Inclusive Leadership Isn't a Programme. It's How Culture Gets Built.
- Esther Kwaku

- Oct 2, 2025
- 2 min read
Culture doesn't come from your values poster or your DEI statement. It comes from the thousand micro-decisions leaders make every single day.
Who gets to speak first in meetings? Whose ideas get built on versus shut down? Who's in the room when decisions are made? Whose lived experience is treated as valuable data versus "just your perspective"?

Inclusive leadership shapes culture because leadership behaviour is culture.
When a leader actively seeks out the quietest voice in the room, they're signalling: all contributions matter here. When they admit they don't have all the answers, they're creating permission for vulnerability.
When leaders slow down a decision to ask..."Who's missing from this conversation?", they're modelling that pace matters less than getting it right.
When they don't...when they let the loudest voices dominate, when they make assumptions about who's "leadership material", when they default to "we've always done it this way" - they're also shaping culture. Just not the one they think they want.
Here's what's wild: most leaders genuinely believe they're inclusive. But inclusion isn't about intention. It's about impact. It's about what people experience in their interactions with you.
In the charity sector, we talk a lot about equity and justice for the communities we serve.

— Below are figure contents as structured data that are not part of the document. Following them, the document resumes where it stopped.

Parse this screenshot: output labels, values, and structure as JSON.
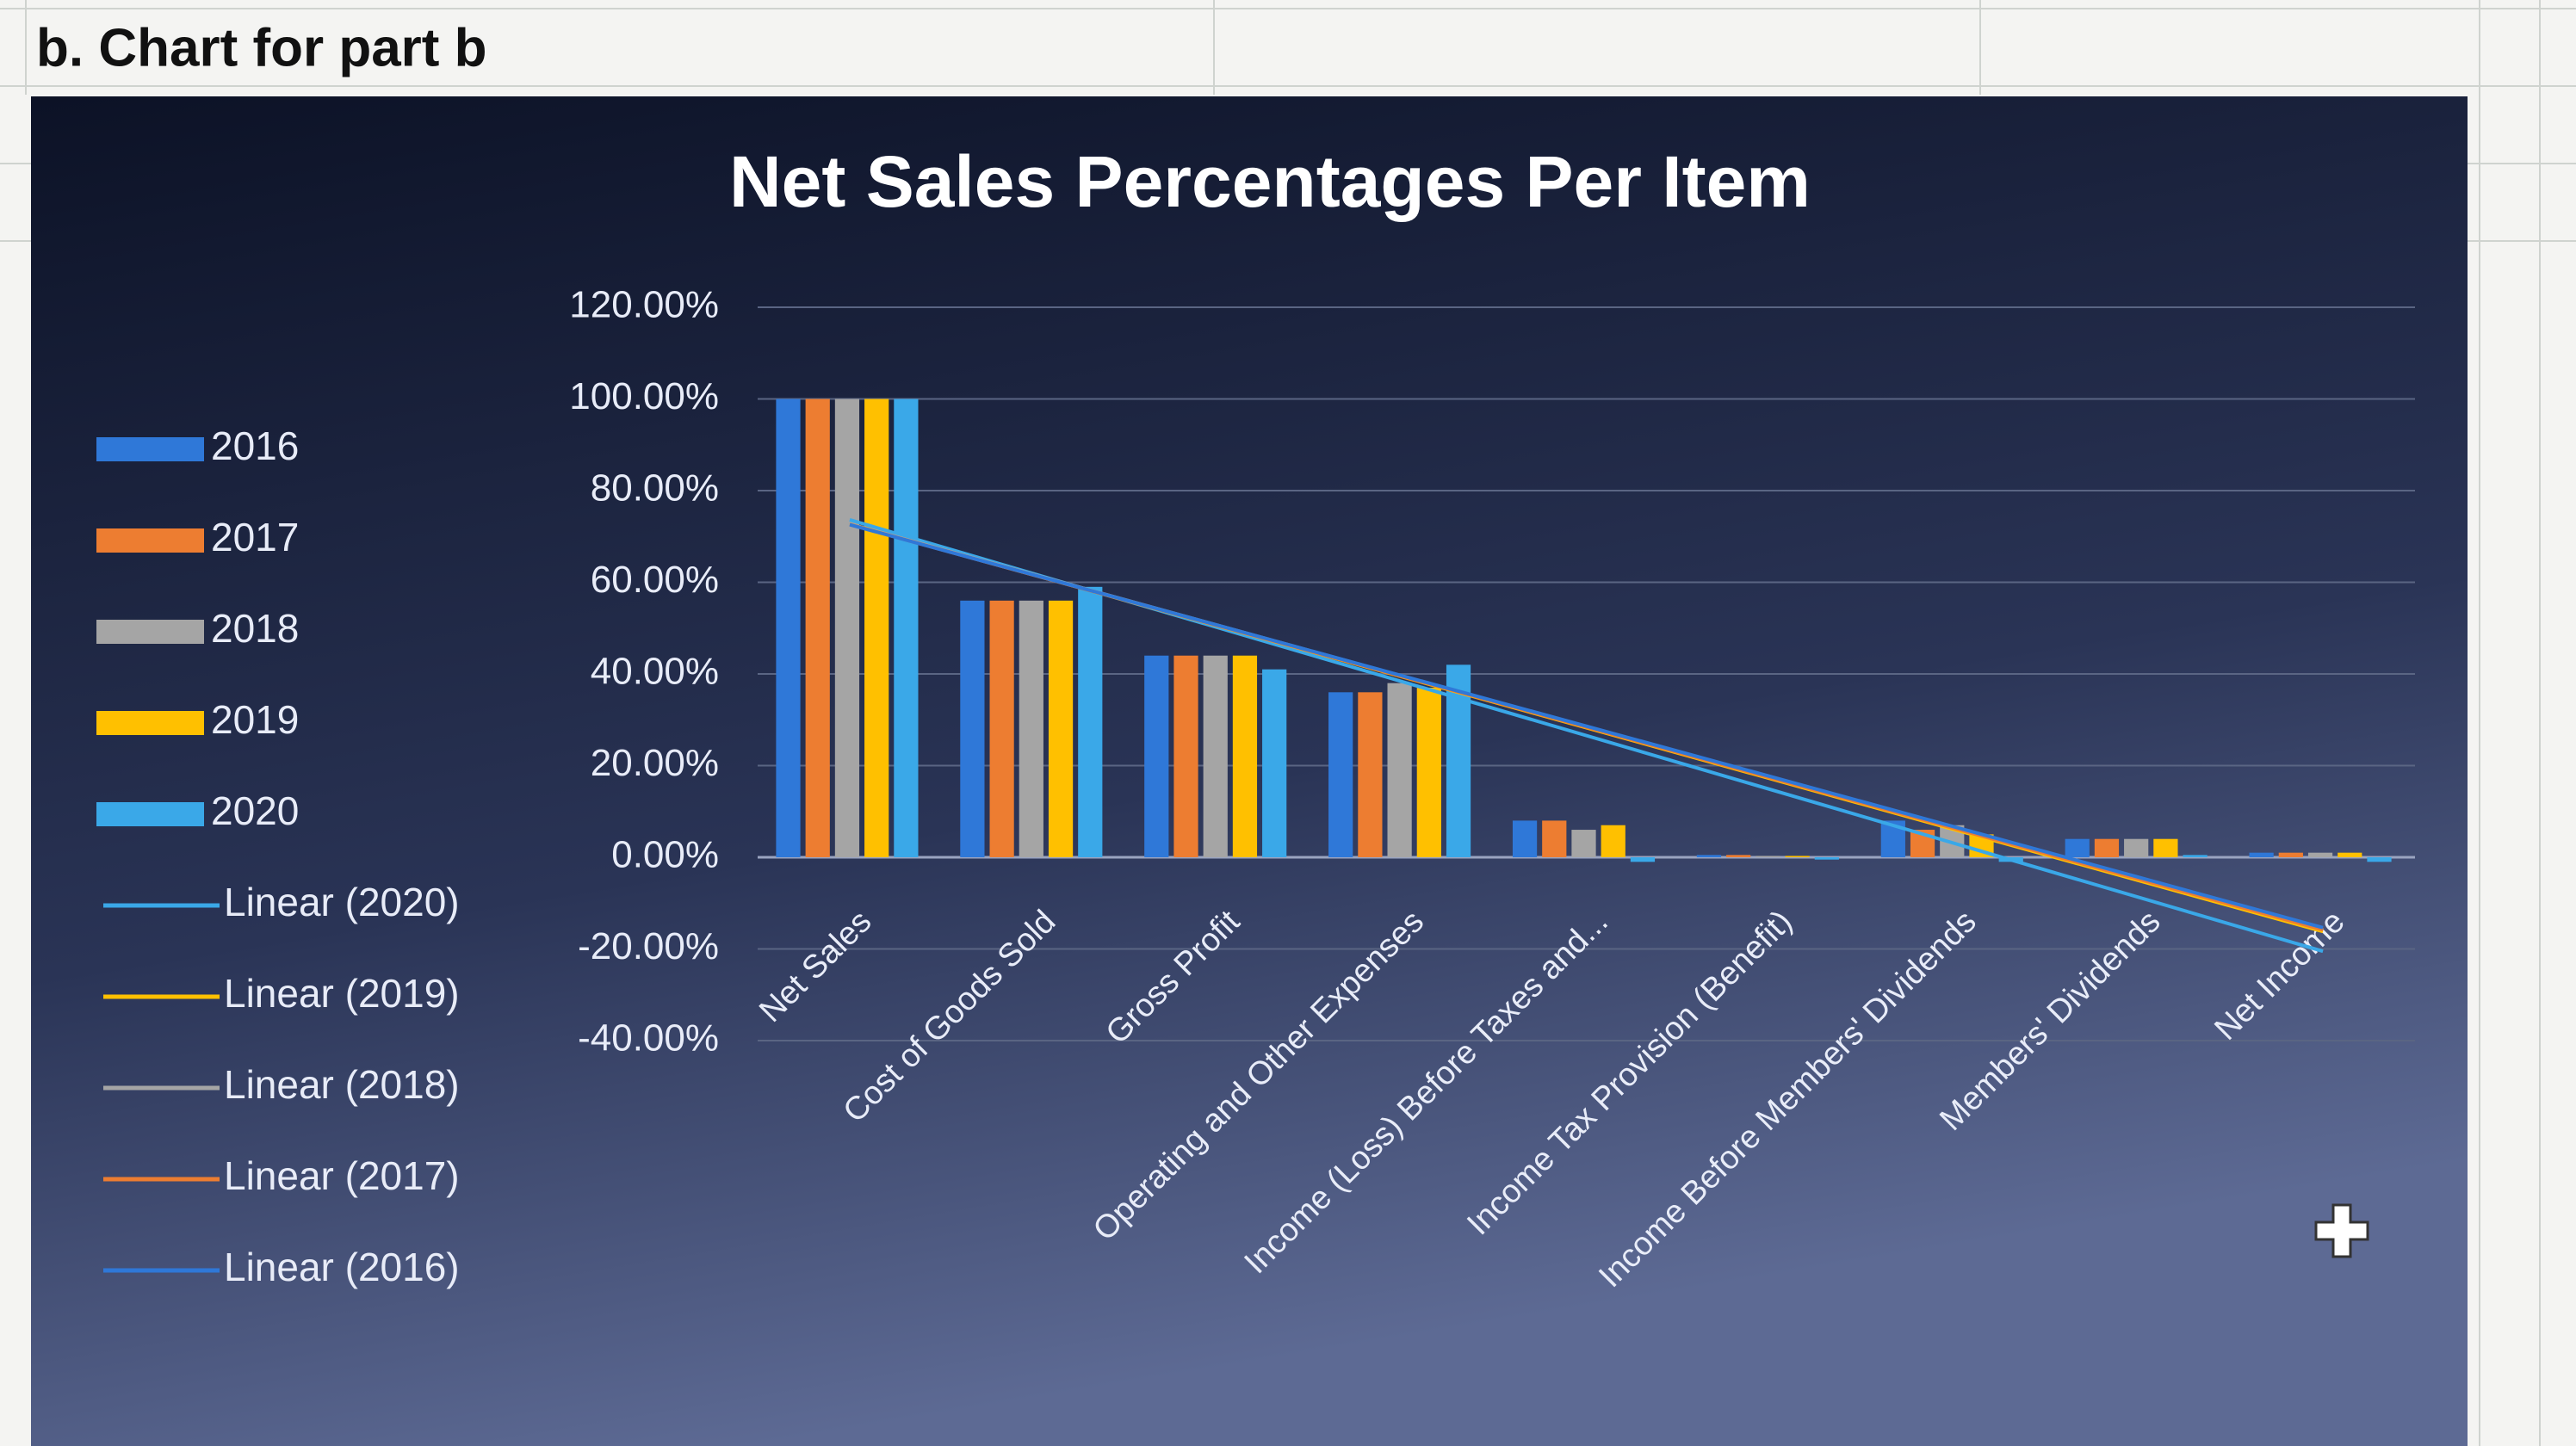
{
  "sheet_title": "b. Chart for part b",
  "chart_data": {
    "type": "bar",
    "title": "Net Sales Percentages Per Item",
    "categories": [
      "Net Sales",
      "Cost of Goods Sold",
      "Gross Profit",
      "Operating and Other Expenses",
      "Income (Loss) Before Taxes and...",
      "Income Tax Provision (Benefit)",
      "Income Before Members' Dividends",
      "Members' Dividends",
      "Net Income"
    ],
    "series": [
      {
        "name": "2016",
        "color": "#2f78d8",
        "values": [
          100,
          56,
          44,
          36,
          8,
          0.5,
          8,
          4,
          1
        ]
      },
      {
        "name": "2017",
        "color": "#ed7d31",
        "values": [
          100,
          56,
          44,
          36,
          8,
          0.5,
          6,
          4,
          1
        ]
      },
      {
        "name": "2018",
        "color": "#a5a5a5",
        "values": [
          100,
          56,
          44,
          38,
          6,
          0.3,
          7,
          4,
          1
        ]
      },
      {
        "name": "2019",
        "color": "#ffc000",
        "values": [
          100,
          56,
          44,
          37,
          7,
          0.3,
          5,
          4,
          1
        ]
      },
      {
        "name": "2020",
        "color": "#3aa8e8",
        "values": [
          100,
          59,
          41,
          42,
          -1,
          -0.5,
          -1,
          0.5,
          -1
        ]
      }
    ],
    "trendlines": [
      {
        "name": "Linear (2020)",
        "series": 4,
        "color": "#3aa8e8"
      },
      {
        "name": "Linear (2019)",
        "series": 3,
        "color": "#ffc000"
      },
      {
        "name": "Linear (2018)",
        "series": 2,
        "color": "#a5a5a5"
      },
      {
        "name": "Linear (2017)",
        "series": 1,
        "color": "#ed7d31"
      },
      {
        "name": "Linear (2016)",
        "series": 0,
        "color": "#2f78d8"
      }
    ],
    "ylim": [
      -40,
      120
    ],
    "yticks": [
      {
        "value": -40,
        "label": "-40.00%"
      },
      {
        "value": -20,
        "label": "-20.00%"
      },
      {
        "value": 0,
        "label": "0.00%"
      },
      {
        "value": 20,
        "label": "20.00%"
      },
      {
        "value": 40,
        "label": "40.00%"
      },
      {
        "value": 60,
        "label": "60.00%"
      },
      {
        "value": 80,
        "label": "80.00%"
      },
      {
        "value": 100,
        "label": "100.00%"
      },
      {
        "value": 120,
        "label": "120.00%"
      }
    ],
    "grid": true,
    "legend": "left"
  }
}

But if we're not practising it internally - if our teams don't feel genuinely seen, heard, and valued - we're kidding ourselves about the change we can create externally.
Inclusive leadership requires three things:
Curiosity over certainty. Being willing to ask "what am I missing?" and actually mean it. Seeking out perspectives that aren't like yours. Getting comfortable with being uncomfortable.

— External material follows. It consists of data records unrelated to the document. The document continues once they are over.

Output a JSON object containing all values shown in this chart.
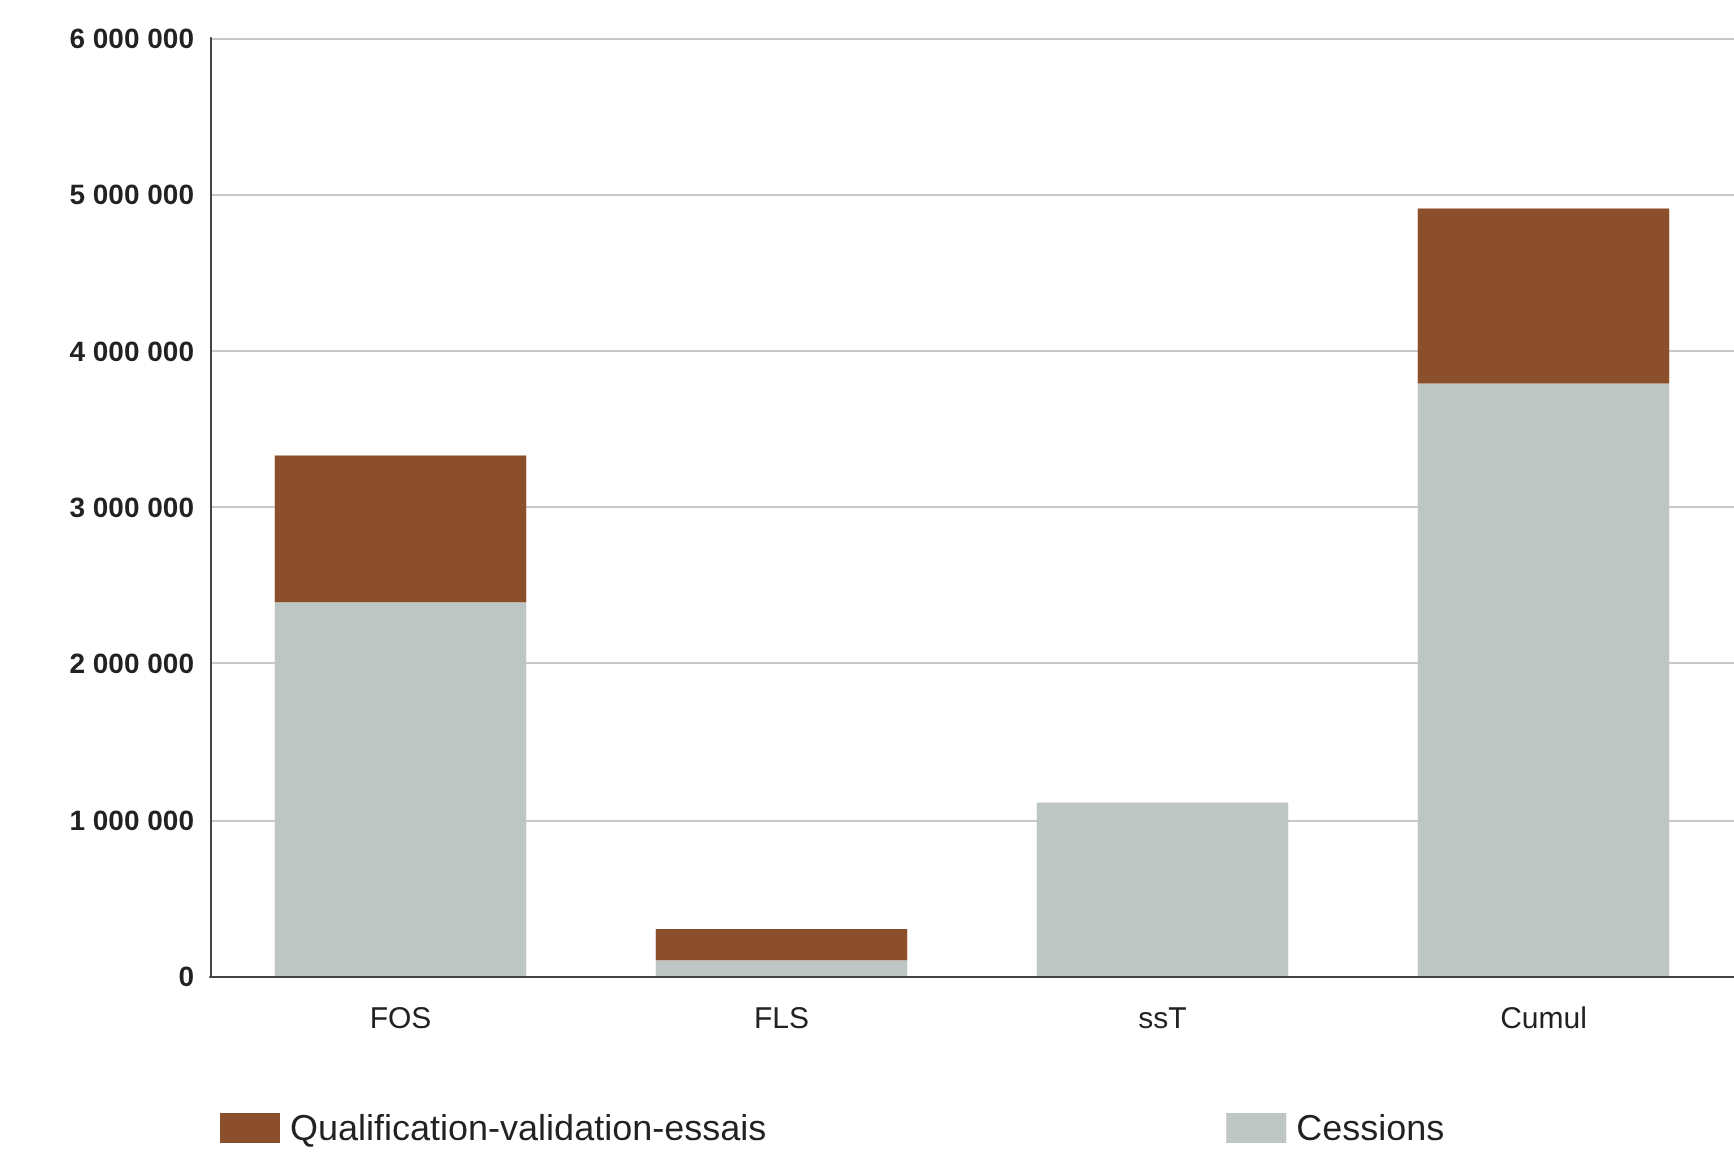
{
  "chart_data": {
    "type": "bar",
    "stacked": true,
    "categories": [
      "FOS",
      "FLS",
      "ssT",
      "Cumul"
    ],
    "series": [
      {
        "name": "Cessions",
        "color": "#bec6c3",
        "values": [
          2390000,
          100000,
          1110000,
          3790000
        ]
      },
      {
        "name": "Qualification-validation-essais",
        "color": "#8b4f2c",
        "values": [
          940000,
          200000,
          null,
          1120000
        ]
      }
    ],
    "ylim": [
      0,
      6000000
    ],
    "yticks": [
      {
        "value": 0,
        "label": "0"
      },
      {
        "value": 1000000,
        "label": "1 000 000"
      },
      {
        "value": 2000000,
        "label": "2 000 000"
      },
      {
        "value": 3000000,
        "label": "3 000 000"
      },
      {
        "value": 4000000,
        "label": "4 000 000"
      },
      {
        "value": 5000000,
        "label": "5 000 000"
      },
      {
        "value": 6000000,
        "label": "6 000 000"
      }
    ],
    "grid": "y",
    "legend": "bottom"
  }
}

Courageous humility. Acknowledging your blind spots. Owning when you get it wrong. Understanding that your lived experience - however rich - isn't universal.

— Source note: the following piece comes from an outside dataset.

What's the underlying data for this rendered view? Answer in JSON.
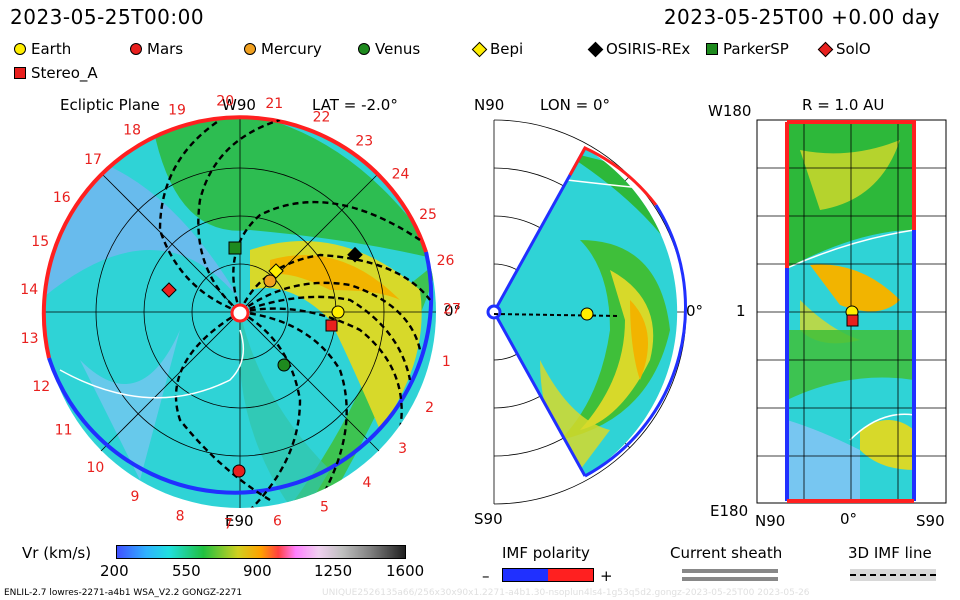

Intentional redistribution of power. Looking at who has voice, visibility, and influence in your organisation. Then actively shifting it. Not because it's "fair" (though it is), but because diverse perspectives make better decisions.
The organisations with the strongest cultures aren't the ones with the best perks or the coolest offices. They're the ones where people feel they can bring their whole selves, where difference is leveraged not just tolerated, where psychological safety and high challenge coexist.
That doesn't happen by accident. It happens because leaders make it happen - one interaction, one decision, one meeting at a time.